Al enemigo ni agua. Es un axioma en todas las guerras. Y, aunque no lo parezca, estamos en los albores de una guerra. Una guerra no convencional, una guerra social no declarada que han desatado los ricos y de la que cada día nos llegan nuevos destellos de anticipación. Un día nos desayunamos con la noticia de que el gobierno italiano se niega a acoger un barco de famélicos refugiados; otro día, el enésimo suicidio por desahucio, ahora un electricista de Cornellá que se lanza al vacío desde el décimo piso; y al siguiente, nos estremece la revelación de que el gobierno norteamericano está separando y «enjaulando» a los hijos de los inmigrantes que pretenden cruzar la frontera.
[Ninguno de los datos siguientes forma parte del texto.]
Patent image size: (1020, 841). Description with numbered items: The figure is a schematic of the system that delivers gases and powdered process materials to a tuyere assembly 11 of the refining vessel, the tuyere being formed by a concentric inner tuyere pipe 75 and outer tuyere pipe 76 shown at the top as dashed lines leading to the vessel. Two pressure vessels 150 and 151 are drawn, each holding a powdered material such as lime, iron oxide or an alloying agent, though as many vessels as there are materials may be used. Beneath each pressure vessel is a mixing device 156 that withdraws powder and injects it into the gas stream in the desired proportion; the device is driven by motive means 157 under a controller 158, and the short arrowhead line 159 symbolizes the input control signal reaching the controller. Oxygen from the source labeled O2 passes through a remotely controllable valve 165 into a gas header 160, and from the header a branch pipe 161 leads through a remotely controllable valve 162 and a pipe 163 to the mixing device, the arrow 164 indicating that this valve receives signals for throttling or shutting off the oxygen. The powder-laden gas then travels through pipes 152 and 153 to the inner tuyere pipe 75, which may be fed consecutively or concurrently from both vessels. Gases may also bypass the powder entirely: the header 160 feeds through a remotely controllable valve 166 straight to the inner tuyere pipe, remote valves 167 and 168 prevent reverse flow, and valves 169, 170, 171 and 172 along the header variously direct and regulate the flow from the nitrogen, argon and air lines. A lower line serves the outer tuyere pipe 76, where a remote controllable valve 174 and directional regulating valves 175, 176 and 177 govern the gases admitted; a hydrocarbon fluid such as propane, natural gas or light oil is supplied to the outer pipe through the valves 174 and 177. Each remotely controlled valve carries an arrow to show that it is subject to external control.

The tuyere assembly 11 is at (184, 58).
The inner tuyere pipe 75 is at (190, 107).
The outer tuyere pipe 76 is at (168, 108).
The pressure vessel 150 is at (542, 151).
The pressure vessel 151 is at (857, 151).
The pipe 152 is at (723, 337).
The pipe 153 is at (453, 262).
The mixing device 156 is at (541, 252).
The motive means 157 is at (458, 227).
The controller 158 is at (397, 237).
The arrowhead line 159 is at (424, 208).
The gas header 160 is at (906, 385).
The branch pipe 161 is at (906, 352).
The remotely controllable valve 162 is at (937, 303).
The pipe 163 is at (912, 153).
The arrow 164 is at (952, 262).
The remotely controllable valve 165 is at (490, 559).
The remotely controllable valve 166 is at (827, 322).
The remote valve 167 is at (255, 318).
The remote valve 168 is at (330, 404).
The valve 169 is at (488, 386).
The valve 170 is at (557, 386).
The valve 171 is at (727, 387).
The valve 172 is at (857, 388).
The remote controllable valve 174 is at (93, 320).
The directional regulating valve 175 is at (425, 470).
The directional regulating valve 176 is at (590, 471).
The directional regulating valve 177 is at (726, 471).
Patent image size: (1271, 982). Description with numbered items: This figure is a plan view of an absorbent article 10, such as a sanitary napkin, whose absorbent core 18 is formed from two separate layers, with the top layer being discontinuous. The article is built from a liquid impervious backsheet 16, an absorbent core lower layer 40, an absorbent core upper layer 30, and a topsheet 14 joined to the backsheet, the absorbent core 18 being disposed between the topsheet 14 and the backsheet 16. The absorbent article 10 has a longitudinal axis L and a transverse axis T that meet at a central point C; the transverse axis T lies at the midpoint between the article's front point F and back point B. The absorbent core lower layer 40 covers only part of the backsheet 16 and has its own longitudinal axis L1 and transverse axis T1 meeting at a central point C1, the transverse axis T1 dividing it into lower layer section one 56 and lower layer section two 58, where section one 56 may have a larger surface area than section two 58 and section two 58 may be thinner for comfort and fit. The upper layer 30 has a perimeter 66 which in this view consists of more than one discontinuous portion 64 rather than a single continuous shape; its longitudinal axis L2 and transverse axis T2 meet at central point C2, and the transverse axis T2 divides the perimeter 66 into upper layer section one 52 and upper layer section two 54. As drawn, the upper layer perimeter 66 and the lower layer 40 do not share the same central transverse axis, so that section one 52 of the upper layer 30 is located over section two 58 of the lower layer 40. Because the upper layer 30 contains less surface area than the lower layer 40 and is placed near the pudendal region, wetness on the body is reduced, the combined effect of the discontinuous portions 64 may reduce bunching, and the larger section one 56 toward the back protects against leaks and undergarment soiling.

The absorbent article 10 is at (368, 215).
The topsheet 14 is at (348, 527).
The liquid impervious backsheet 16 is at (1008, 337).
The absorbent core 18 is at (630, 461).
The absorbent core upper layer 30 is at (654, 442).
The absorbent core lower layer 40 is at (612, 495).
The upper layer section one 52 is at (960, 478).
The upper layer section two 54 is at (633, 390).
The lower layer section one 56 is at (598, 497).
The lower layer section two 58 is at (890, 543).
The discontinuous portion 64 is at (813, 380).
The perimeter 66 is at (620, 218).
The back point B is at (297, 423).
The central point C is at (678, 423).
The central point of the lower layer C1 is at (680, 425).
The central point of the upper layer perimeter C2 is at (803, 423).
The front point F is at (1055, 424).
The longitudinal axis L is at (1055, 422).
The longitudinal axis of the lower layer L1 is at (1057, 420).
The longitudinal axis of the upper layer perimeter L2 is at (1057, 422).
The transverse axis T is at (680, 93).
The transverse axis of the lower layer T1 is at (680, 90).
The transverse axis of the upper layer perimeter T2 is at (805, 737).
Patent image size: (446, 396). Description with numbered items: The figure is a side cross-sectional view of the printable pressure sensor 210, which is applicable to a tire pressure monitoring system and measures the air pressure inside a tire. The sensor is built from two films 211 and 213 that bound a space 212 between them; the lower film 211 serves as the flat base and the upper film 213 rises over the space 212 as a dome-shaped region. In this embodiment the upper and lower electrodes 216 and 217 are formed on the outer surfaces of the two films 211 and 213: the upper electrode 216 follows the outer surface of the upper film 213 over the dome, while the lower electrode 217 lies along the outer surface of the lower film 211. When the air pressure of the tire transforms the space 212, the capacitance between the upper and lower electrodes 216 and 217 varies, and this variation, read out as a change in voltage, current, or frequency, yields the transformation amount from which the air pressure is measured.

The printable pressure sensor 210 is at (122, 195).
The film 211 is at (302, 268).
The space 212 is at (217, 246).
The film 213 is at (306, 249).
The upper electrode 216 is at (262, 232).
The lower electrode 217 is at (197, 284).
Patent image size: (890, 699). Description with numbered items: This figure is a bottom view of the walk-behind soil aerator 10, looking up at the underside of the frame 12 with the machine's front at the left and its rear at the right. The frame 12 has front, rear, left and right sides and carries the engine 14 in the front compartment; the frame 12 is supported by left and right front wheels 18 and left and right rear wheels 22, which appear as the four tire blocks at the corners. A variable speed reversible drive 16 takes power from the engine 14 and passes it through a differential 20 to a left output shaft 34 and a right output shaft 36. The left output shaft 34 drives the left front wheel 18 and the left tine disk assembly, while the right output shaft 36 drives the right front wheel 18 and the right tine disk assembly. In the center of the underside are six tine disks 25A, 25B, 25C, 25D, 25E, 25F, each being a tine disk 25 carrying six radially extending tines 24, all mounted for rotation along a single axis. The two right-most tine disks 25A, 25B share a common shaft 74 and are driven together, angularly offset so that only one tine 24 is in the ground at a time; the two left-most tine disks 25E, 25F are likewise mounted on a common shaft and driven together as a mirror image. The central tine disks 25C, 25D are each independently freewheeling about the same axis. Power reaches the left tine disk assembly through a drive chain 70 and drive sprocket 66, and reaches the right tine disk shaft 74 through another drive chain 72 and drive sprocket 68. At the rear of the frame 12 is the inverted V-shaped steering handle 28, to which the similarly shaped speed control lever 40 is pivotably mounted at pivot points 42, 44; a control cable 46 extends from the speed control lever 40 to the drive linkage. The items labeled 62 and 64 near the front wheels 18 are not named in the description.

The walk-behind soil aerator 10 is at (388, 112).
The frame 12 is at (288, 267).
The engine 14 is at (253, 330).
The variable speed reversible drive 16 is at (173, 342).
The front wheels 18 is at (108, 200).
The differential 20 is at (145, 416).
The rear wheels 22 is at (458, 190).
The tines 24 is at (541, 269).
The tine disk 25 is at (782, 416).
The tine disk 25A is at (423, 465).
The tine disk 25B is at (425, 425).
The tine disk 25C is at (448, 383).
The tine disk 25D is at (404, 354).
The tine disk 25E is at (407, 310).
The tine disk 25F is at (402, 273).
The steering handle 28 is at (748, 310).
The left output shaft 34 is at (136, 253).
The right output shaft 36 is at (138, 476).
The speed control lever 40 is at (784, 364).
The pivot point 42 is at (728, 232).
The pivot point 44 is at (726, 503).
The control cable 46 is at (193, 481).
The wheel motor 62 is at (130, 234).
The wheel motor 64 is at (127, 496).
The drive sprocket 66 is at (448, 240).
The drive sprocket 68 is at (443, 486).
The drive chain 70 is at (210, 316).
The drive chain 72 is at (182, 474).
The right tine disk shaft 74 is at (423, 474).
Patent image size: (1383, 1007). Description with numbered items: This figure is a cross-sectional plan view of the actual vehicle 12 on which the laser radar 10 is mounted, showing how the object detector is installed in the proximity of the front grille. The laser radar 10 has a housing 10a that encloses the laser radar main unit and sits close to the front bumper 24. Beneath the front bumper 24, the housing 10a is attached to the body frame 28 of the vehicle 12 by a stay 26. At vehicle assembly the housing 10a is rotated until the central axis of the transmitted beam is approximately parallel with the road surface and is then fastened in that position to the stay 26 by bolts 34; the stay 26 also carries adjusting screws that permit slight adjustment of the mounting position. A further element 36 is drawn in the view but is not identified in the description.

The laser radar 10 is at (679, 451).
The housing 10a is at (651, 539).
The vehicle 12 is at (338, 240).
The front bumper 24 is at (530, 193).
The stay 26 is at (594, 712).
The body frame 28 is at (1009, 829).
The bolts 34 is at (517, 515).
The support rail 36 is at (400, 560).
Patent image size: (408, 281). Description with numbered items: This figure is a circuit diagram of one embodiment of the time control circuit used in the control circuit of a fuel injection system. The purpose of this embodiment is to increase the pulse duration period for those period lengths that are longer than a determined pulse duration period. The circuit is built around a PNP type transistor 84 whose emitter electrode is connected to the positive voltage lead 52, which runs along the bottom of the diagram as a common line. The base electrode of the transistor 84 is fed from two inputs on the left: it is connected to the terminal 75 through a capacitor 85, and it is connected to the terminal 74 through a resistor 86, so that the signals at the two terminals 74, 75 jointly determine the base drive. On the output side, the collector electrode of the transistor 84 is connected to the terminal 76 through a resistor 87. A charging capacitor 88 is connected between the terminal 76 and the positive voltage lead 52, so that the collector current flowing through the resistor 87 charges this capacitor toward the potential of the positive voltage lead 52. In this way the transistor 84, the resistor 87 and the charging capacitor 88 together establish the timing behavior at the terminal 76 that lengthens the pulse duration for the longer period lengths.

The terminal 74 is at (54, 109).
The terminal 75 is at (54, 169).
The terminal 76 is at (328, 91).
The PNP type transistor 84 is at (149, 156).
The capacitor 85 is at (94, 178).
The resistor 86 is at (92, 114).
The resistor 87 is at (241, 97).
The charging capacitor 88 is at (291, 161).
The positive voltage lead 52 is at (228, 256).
Y, entre nosotros, en nuestro pequeño y provinciano mundo, también va creciendo la hierba asesina: Anael, un chaval de 13 años se ha electrocutado mientras jugaba en el parque de la barriada del Gurugú en Badajoz y, mientras sus padres le acompañan en el hospital, donde pelea por la vida, el banco intenta tapiar la vivienda hipotecada de la familia. Quizás el fascismo consista justamente en eso: la banalización del mal, acostumbrarse a la bajeza, asumir la barbarie como paisaje. La organización del rencor social y el escarmiento contra los de abajo, y la orquestación del miedo entre las declinantes clases medias son dos de los pilares fundamentales en los que se sustenta la ofensiva de los poderosos. Así, como apuntara Zibechi, la pobreza se convierte para las élites en un modo de garantizar la estabilidad y la gobernabilidad.
Pero, a pesar de todo, al poder no le salen las cuentas. Donde pretendían blindar la resignación, le estallan comunidades que resisten. Comunidades de lucha como este enjambre de coraje que han puesto en pie las madres de Suerte de Saavedra. Mujeres valientes como Elena, Elvira, Sole, Myriam, Saray, Rocío, Ana, María o Rosa. Arropados por las familias, por hombres luchadores como Raúl, Fernando o Fran. Y con el apoyo constante de Fátima y Pitu, del Campamento Dignidad de Badajoz y de todos los compañeros de Extremadura. Una comunidad que anticipa otro barrio y otro mundo posible. La partida no ha hecho más que comenzar. Desde su colegio llega el susurro-promesa de Manuel Pacheco, el poeta que le da nombre: todavía está todo todavía.